2. Temos o dever de perdoar com plenitude: “... perdoando-vos uns aos outros, se algum tiver queixa contra outro ...” O perdão cristão é incondicional, contínuo e transformador, pois espelha o perdão de Cristo. Não é esperar o pedido de desculpas, é tomar a iniciativa de perdoar. A mágoa aprisiona o ofendido mais do que o ofensor. 

O perdão não apaga o passado, mas limpa o caminho para o futuro.

O perdão, a nível espiritual, precisa ser reflexivo: “... assim como Cristo vos perdoou ...” O padrão do perdão não é humano, é divino. Perdoar como Deus perdoa, é dar de graça aquilo que foi recebido pela graça. Basta lembrar como e o quanto Deus nos perdoou em Cristo, e usar isso como régua para medir nossa disposição em perdoar.

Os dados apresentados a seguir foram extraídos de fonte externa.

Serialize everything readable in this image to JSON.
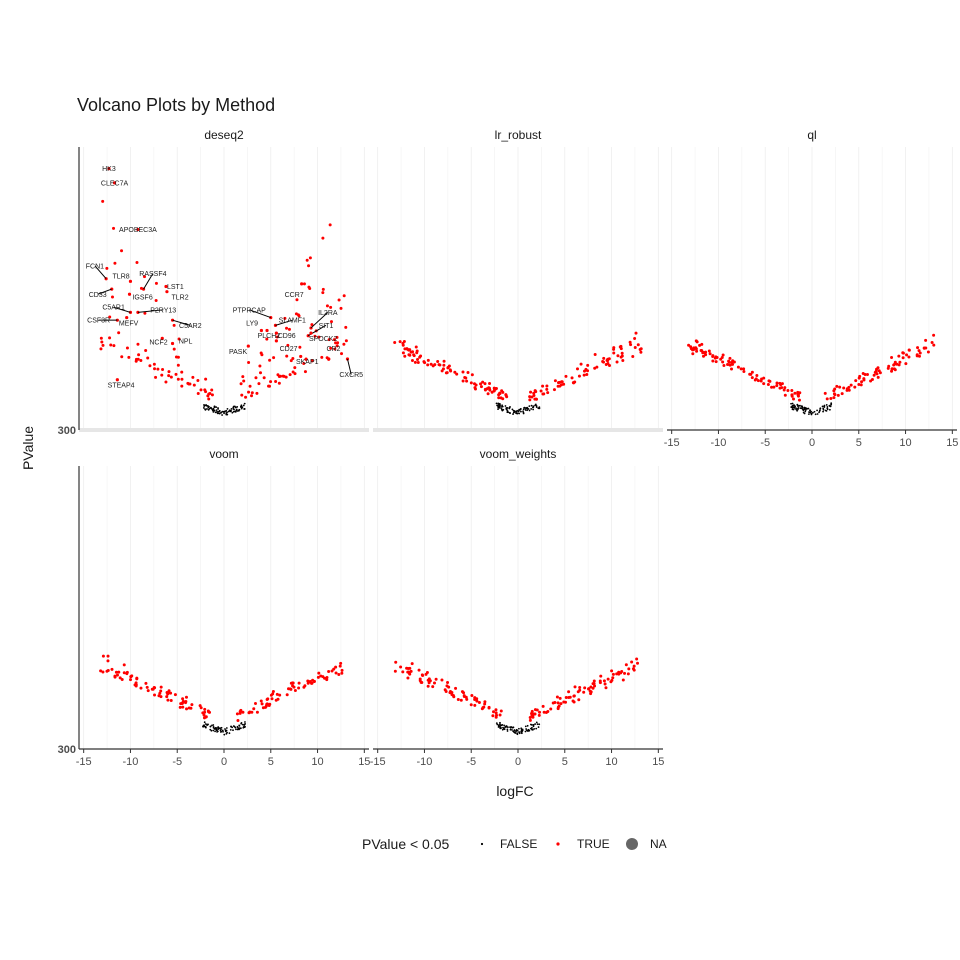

3. O modelo perfeito de como perdoar nos foi dado por Deus, o Pai, Jesus Cristo, nosso perdoador. Cristo é o padrão, a fonte e a motivação para o perdão entre os irmãos: "... assim como Cristo vos perdoou ...”. 

O perdão de Cristo foi imerecido, sacrificial e total (cf. Efésios 1.7). Todos nós somos chamados a replicar o que dEle recebemos. Um espelho não tem luz própria, mas reflete o que recebe, assim deve ser nosso perdão. O verdadeiro discípulo se reconhece no exemplo deixado por Cristo, aplicando isso em seus relacionamentos.

O exemplo que Cristo nos deixou não é legalista ou intimidador, mas que constrange o coração do homem espiritual. O apóstolo Paulo não chama a atenção dos crentes para si, citando como ele perdoava, mas aponta para Cristo, o modelo e padrão a ser imitado.

A beleza do evangelho é que Ele não nos pede o que Ele não fez primeiro. Perdoar é imitar a Cristo em sua glória mais profunda. Como um artista que segue fielmente o traço do mestre, perdoar é seguir o contorno da graça divina. Cristo não apenas exige que perdoemos, Ele capacita e encoraja o perdoador.

O perdão não é uma sugestão, é o mandamento que une a comunidade dos redimidos. Ele é o alicerce da vida cristã e a prova mais concreta da presença de Cristo em nós.

Há alguém que você precisa perdoar? Ou alguém a quem precisa pedir perdão? A hora é agora. O céu nos deu o exemplo, resta-nos segui-lo.

Deus e Cristo Jesus sejam louvados! Amém.